Dort entschied sie das Duell in 29,50 Sekunden mit vier Hundertsteln Vorsprung für sich und gewann damit die offene 50-Meter-Schmetterlingsentscheidung.
Auch bei den Männern war der SCW stark vertreten. Urs-Laurin Bludau, Alexander Eichler und Adrian Eichler erreichten die Knockout-Runde. Alexander Eichler gewann anschließend das Viererfinale in 26,31 Sekunden und wurde im abschließenden Finale Zweiter. Urs-Laurin Bludau belegte dort Rang drei.
Staffelsiege für den SCW
Besonders deutlich wurde die Mannschaftsstärke in den Staffeln.
Bereits am Vormittag gewann die erste SCW-Mannschaft die 4 × 50 Meter Freistil mixed in 1:44,52 Minuten. Für Wiesbaden schwammen Yvonne Prehn, Lara-Maria Bensalah, Adrian Eichler und Urs-Laurin Bludau.

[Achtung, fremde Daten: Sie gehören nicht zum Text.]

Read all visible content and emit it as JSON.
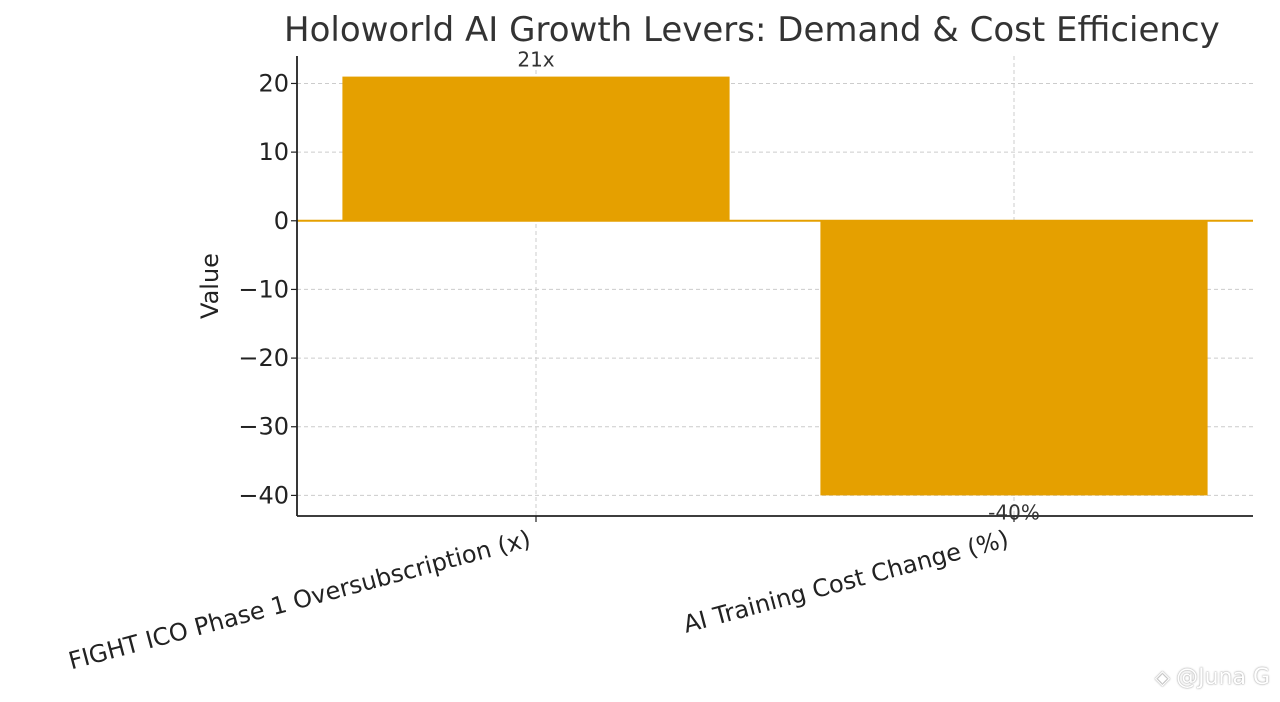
{
  "chart_data": {
    "type": "bar",
    "title": "Holoworld AI Growth Levers: Demand & Cost Efficiency",
    "xlabel": "",
    "ylabel": "Value",
    "categories": [
      "FIGHT ICO Phase 1 Oversubscription (x)",
      "AI Training Cost Change (%)"
    ],
    "values": [
      21,
      -40
    ],
    "data_labels": [
      "21x",
      "-40%"
    ],
    "ylim": [
      -43,
      24
    ],
    "yticks": [
      20,
      10,
      0,
      -10,
      -20,
      -30,
      -40
    ],
    "ytick_labels": [
      "20",
      "10",
      "0",
      "−10",
      "−20",
      "−30",
      "−40"
    ],
    "grid": true,
    "bar_color": "#E5A000",
    "zero_line_color": "#E5A000"
  },
  "watermark": {
    "logo": "binance-square-logo-icon",
    "text": "@Juna G"
  }
}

Am Nachmittag folgten weitere Siege. Die Frauenstaffel mit Yvonne Prehn, Laura Yiyi Tan, Nele Solveij Kämper und Lara-Maria Bensalah gewann die 4 × 50 Meter Freistil in 1:55,31 Minuten. Die zweite SCW-Mannschaft belegte Rang drei.
Bei den Männern gewann die erste SCW-Staffel mit Julian Santino Bleek, Florentin Bensalah, Emil Ziener und Ole Schmitz in 1:41,52 Minuten. Die zweite SCW-Mannschaft mit Tom Scott Mühlbauer, Johann Weiß, Jackson Steele und Niklas Maack erreichte zusätzlich Rang drei.
Vom Nachwuchs bis zum Top Team
Genau diese Mischung prägte den ersten Wettkampftag aus Sicht des SCW. Neben offenen Finalisten und erfahrenen Aktiven standen viele sehr junge Schwimmerinnen und Schwimmer erstmals oder noch am Beginn ihrer Wettkampflaufbahn im Kleinfeldchen auf dem Startblock.
Die Ergebnisse zeigen dabei nicht nur einzelne Spitzenleistungen. Besonders auffällig war die Breite des Teams. In mehreren Jahrgängen belegten SCW-Aktive gleich mehrere vordere Plätze, während gleichzeitig Nachwuchsschwimmer wie Laura Yiyi Tan oder Lara-Maria Bensalah bereits in offenen Entscheidungen auf sich aufmerksam machten.
Auch neben dem Becken war der SCW vertreten. Zahlreiche Kampfrichterinnen und Kampfrichter des Vereins unterstützten die Durchführung des Wettkampfes, unter anderem als Zeitnehmer, Wenderichter, Zielrichter und Schwimmrichter.
Nach einem erfolgreichen ersten Tag geht es am Sonntag im Kleinfeldchen mit dem zweiten Wettkampftag weiter. Für die große SCW-Mannschaft stehen dabei zahlreiche weitere Starts und Entscheidungen auf dem Programm.